Странные истории - страница 20




Саратов, 2007.


Красная яма

(рассказ)


На деревенском кладбище четверо роют могилу. Отпыхнувшая от мартовского солнышка земля, копалась уже не так как зимой, полегче. Снег сохранился только по балкам, посадкам и оврагам. И то лежал ноздрястый, как сыр, изъеденный по краям заботливыми мышами. Четверо: это дед Антип, покуривая козью ножку, сидит на старом бушлате и пощипывает редкую, давно не бритую бородёнку. Он так привык курить козьи ножки, что и теперь, достав сигарету, тут же скручивает из газетного листа козью ножку и пересыпает в неё табак из сигареты.

Второй, это Лёньша. По прозвищу «Угости». Прозвали его так потому, что часто своих папирос не имел, а стрелял их у односельчан.
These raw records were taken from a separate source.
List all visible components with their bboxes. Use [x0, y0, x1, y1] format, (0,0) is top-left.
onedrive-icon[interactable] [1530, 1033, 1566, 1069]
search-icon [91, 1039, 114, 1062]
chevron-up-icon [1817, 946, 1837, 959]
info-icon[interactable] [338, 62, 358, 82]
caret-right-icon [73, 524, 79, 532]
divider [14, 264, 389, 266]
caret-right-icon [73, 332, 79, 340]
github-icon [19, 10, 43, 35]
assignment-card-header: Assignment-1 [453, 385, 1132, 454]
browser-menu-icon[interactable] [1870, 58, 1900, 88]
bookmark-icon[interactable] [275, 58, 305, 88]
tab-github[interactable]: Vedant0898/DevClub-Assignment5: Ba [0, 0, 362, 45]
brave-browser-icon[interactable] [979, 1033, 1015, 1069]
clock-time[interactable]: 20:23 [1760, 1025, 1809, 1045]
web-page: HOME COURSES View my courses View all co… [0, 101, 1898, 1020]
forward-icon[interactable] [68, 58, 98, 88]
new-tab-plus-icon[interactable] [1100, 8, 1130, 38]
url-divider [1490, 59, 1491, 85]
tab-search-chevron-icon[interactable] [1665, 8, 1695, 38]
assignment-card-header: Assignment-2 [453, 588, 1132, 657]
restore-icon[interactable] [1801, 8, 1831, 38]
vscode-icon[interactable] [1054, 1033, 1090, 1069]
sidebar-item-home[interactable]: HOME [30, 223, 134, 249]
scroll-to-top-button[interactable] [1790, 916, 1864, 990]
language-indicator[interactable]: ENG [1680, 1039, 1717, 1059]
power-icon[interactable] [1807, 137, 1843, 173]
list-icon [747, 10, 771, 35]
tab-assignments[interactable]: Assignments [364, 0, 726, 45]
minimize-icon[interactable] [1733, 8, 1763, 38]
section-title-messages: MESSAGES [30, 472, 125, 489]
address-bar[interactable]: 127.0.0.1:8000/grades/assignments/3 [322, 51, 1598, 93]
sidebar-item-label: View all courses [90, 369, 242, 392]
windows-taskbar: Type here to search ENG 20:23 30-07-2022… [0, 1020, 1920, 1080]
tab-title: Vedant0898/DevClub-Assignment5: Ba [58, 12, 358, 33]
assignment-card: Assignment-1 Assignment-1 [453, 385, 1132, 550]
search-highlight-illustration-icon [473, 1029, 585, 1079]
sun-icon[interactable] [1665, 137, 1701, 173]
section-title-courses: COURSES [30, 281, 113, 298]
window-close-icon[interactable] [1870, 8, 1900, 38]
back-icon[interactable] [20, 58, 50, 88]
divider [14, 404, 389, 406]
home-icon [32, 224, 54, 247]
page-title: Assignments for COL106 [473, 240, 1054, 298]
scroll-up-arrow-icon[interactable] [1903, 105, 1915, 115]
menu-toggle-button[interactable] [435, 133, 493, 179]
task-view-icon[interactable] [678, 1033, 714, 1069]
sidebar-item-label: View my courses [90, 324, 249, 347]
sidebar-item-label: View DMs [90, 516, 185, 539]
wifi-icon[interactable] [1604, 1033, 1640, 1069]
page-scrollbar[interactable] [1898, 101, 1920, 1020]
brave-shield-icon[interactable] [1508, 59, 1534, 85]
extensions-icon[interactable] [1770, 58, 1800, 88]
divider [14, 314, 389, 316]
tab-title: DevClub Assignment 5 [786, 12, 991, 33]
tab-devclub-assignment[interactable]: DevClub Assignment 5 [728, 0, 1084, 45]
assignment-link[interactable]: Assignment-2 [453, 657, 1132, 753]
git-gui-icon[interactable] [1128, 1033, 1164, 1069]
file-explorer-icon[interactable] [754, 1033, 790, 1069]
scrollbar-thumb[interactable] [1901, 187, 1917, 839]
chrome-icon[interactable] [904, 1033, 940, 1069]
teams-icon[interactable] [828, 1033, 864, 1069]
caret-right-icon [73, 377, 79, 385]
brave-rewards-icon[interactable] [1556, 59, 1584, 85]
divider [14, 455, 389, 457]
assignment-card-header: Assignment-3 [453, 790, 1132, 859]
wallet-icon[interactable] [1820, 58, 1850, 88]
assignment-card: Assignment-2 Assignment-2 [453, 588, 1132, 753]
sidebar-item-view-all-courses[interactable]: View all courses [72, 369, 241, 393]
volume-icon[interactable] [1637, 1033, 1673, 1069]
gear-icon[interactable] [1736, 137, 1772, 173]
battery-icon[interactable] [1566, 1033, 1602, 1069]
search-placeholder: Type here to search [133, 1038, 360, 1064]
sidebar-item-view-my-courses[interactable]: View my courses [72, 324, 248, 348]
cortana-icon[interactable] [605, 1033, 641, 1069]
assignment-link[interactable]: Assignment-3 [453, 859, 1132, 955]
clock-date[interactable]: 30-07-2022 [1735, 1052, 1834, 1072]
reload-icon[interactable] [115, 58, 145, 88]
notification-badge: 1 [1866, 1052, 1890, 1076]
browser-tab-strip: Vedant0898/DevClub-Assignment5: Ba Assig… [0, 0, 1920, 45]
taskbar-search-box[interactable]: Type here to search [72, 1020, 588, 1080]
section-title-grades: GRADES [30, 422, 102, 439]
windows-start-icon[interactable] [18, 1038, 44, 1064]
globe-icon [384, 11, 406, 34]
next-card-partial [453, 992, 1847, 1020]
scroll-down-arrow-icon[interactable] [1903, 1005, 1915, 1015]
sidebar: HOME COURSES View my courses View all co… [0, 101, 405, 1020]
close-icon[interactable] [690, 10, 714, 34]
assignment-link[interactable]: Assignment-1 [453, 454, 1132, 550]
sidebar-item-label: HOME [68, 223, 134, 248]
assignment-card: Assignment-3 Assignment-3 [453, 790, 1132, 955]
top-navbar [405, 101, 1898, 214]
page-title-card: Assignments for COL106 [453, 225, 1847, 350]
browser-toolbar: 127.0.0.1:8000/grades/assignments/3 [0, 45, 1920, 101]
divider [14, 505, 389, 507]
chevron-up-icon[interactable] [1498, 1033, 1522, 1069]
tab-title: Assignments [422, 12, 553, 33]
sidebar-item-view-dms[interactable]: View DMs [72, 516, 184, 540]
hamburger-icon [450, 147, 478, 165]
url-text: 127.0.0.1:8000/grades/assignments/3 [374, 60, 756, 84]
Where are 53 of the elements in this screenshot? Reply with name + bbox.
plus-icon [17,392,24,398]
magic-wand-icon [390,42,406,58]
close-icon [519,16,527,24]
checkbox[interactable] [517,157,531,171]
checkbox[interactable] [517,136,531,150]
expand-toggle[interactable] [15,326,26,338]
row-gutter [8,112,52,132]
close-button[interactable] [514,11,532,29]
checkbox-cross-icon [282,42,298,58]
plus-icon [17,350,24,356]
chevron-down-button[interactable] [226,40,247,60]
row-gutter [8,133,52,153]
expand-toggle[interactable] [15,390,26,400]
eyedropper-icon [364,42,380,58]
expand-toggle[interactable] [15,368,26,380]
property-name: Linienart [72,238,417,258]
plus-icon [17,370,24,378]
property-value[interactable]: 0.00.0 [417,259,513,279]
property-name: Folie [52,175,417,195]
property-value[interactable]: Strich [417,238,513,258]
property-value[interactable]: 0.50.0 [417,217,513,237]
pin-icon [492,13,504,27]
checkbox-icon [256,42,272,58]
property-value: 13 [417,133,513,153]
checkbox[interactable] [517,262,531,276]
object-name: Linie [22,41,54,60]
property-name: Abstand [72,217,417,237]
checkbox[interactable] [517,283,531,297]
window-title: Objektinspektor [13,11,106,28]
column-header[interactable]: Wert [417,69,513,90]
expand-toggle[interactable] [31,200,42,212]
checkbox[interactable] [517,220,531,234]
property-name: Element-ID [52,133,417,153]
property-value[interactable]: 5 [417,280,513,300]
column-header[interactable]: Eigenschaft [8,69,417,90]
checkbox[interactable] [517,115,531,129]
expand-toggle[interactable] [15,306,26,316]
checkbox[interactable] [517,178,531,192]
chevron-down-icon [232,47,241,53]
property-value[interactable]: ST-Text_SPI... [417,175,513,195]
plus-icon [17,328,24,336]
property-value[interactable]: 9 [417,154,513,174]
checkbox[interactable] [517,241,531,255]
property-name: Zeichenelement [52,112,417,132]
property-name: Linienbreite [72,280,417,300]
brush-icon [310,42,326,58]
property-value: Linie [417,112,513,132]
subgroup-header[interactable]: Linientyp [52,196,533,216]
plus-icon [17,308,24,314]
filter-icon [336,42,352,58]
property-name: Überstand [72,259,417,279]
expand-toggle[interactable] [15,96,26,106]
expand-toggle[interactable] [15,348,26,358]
Лёньша, кое-как закончил школу, дальше учиться никуда не пошёл, а жил с древней бабушкой.

В деревне он был незаменимым. Ему было сорок лет, без малого, но семьи он своей никогда не имел и жил так: день придёт, – и ладно, там видно будет. Нрава он было весёлого и беззаботного. Чего он делал в деревне? – а всё, чего попросят. Попросит кто коров там отпасти или овец, когда очередь подходит – он отпасёт, колорадского жука потравить – пожалуйста, дров в баньку наколоть – в чём же дело, скотину зарезать – его работа. В общем, на все руки от скуки. Только скучать ему никогда не приходилось.

За его услугами в селе всегда очередь. Много он за свою работу не берёт – стакан самогона, закусить что-либо и опохмелка за счёт работодателя. Тем и жив. Спал зачастую там, у кого последнюю дневную работу выполнял, потому, как до дома его ноги не доносили. Теперь он копал могилу и знал, что без хорошей выпивки, и притом светленькой, здесь не обойдётся, а там ещё будут наваристые щи.

Сельчане Лёньшу не обижали и никогда голодным не оставляли. Если он даже у кого и не работает, всё равно пригласят пообедать, только уже без стакана.

Третьим был Савл. Он был то-ли грек, то-ли турок, из приезжих. Приехал из какой-то горячей точки. У него была куча детей. Он просто вселился в пустой дом на закате советской власти, когда деревня совсем обезлюдела, да так и жил. Мужик он был работящий и в селе его приняли за своего. С кем он ближе сошёлся, приглашали на свадьбы или какие ещё гулянки, на которых он пел под струнный, немного похожий на балалайку, инструмент, весёлые песни и пристукивал в повешенный на шею крохотный барабанчик мелодию: «трум бара-ра, трум-ба-ра-ра, трум, трум…».

Савл не очень хорошо говорил по-русски, но сельчане его понимали. Из детей у него были одни дочери. Когда девчушки были совсем маленькие, то казались костлявыми, нескладными, с тонкими с горбинкой носиками. А когда вошли в пору юности, то расцвели и от женихов не было отбоя, потому как были воспитаны в строгости и почитании родителей и старших.

Четвёртым из копателей был Алёшка, по прозвищу «Чеченец». Говорили, что он воевал в Чечне, попал там в какую-то передрягу, чудом выжил. Работает в городе, охраняет какой-то офис и ездит туда, за восемьдесят километров через каждые три дня. О себе он никогда и ничего не рассказывает, ведёт тихий и замкнутый образ жизни. Живут они с сестрой, которая раза три выходила замуж, прижила от трёх мужей трёх детей и теперь они вдвоём с братом их ставят на ноги.

Свою семью Алексей заводить не хотел. Одни говорили, что его невеста, пока он был в Чечне, вышла замуж, а он оказался однолюбом, другие судачили о каком-то стрессе, якобы из-за которого он и не может быть семьянином. В любом случае, так говорят, а как там на самом деле, кто знает? Алексей, после Чечни, стал молчаливым и даже замкнутым. Так и живёт весь в себе, и ничего наружу. С Савлом у Алёшки особые отношения. Поговаривали, что Савл что-то знает об его службе, или даже к этой истории причастен. Впрочем, когда старшая дочь Савла, влюбилась в Алексея, то отец сумел охладить её порыв и свадьбы не допустил. С тех пор у Савла с Алёшкой сложились особые отношения, они как- бы не замечали друг дружку, однако и открытой неприязни не выказывали.